There is truth in the power of creating ‘musical statements’ when soloing, much like speaking or written language - imagine reading this blog without the full stops - you’d be out of breath! It’s the same with any any good guitar solo. I don’t care if you are listening to Dimebag, Larry Carlton, Django or Clapton - something that you will hear every time they improvise is intentional musical statements; like a written sentence, with a full stop at the end.

Great, so how do I do that then? Then chances are, when things start to sound too much like a scale and not a solo, that you are playing continuous reams of notes. Now, we’re not bashing fast licks, fast is good! But never ending streams of scale runs are going to wear thin on both you and the ears of your listener.

Here’s your next task: backing track on. Now, count for a bar and play for a bar. If you aren’t familiar with keeping beats or counting when soloing, then start by simply playing 4 even notes and leaving 4 counts - you will soon get used to the feel of the space you need to fill with your solo.

What’s the point in this then? Rather than simply forcing you to leave space, this encourages you to play licks and phrases which have a definite start and end to them - a fully formed musical statement if you will. You only have one bar (4 beats) to play something good, you are training yourself to make those notes count! Try this for a few backing tracks and, when you return to your regular unrestricted soloing, you will notice a marked difference in the way you use those scales to create music!

3. Send things sideways!

Another great way to engage your creative mind and free yourself from those frustrating scale based noodlings is to arrange the scale on one string only and limit yourself to soloing on just that string for the whole backing track.

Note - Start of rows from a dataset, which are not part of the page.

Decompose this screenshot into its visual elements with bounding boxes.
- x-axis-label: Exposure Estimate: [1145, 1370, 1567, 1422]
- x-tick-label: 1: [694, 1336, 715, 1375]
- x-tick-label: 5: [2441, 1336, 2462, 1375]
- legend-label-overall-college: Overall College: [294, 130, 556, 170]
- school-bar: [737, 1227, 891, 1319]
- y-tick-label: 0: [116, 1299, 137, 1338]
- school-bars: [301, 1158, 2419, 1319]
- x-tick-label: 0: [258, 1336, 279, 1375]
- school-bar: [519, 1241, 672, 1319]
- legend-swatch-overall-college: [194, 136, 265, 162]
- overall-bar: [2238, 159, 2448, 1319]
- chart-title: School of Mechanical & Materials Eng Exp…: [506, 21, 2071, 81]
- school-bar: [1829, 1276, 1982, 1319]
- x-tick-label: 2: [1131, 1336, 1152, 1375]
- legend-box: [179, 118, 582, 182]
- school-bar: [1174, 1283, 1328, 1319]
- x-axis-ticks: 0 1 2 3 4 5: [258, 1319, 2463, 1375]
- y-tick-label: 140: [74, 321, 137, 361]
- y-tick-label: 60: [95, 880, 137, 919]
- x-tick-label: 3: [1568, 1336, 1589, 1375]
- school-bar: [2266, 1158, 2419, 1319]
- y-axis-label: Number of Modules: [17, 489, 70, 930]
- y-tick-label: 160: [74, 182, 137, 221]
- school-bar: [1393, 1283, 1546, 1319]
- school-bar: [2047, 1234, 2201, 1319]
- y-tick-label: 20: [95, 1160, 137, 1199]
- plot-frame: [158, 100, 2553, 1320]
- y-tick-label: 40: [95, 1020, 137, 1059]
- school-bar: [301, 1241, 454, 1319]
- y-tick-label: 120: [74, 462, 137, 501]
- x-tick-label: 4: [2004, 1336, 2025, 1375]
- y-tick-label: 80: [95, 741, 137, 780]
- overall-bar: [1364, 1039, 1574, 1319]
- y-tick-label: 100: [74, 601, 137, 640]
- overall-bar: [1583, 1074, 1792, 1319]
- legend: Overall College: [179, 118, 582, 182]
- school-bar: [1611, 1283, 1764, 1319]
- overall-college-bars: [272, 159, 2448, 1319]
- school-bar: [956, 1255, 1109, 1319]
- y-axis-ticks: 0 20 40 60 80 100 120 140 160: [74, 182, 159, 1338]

Here is everybody’s favourite scale - Am pentatonic, arranged on both the B and G strings as an example.

A minor pentatonic scale on B and G strings

Much like our other examples, this is going to feel really restrictive and, without your favourite ‘go-to’ licks or familiar patterns, it won’t feel comfortable. Don’t expect to create any magical melodies or lines with the first few seconds! Give it a minute or two for the effect to take hold.

Why am I doing this? One of the first things that happens when our fingers take the driving seat during improvisation is that our ability to register and remember the sound of each note as we solo gets left behind. By soloing on a single string we are playing the notes of the scale but without the pre determined fingering. Suddenly, all you have to play with is rhythm, dynamics and melody. Those patterns which kept you boxed in have gone! After a few minutes, you will begin to hear phrases and licks before you play them - Bingo! Thats your brain and your musical ear beginning to take an active part as well as your fingers!

When you return to soloing on all six strings you will be conditioned to play from your ear not just the map of the scale shape.

As you can see, the key to invention is through limitation. These approaches don’t replace your shred exercises or pursuit of flying around the fretboard like a god-like musical gymnast. Think of these ideas more as a compliment to your technique and fretboard knowledge practice.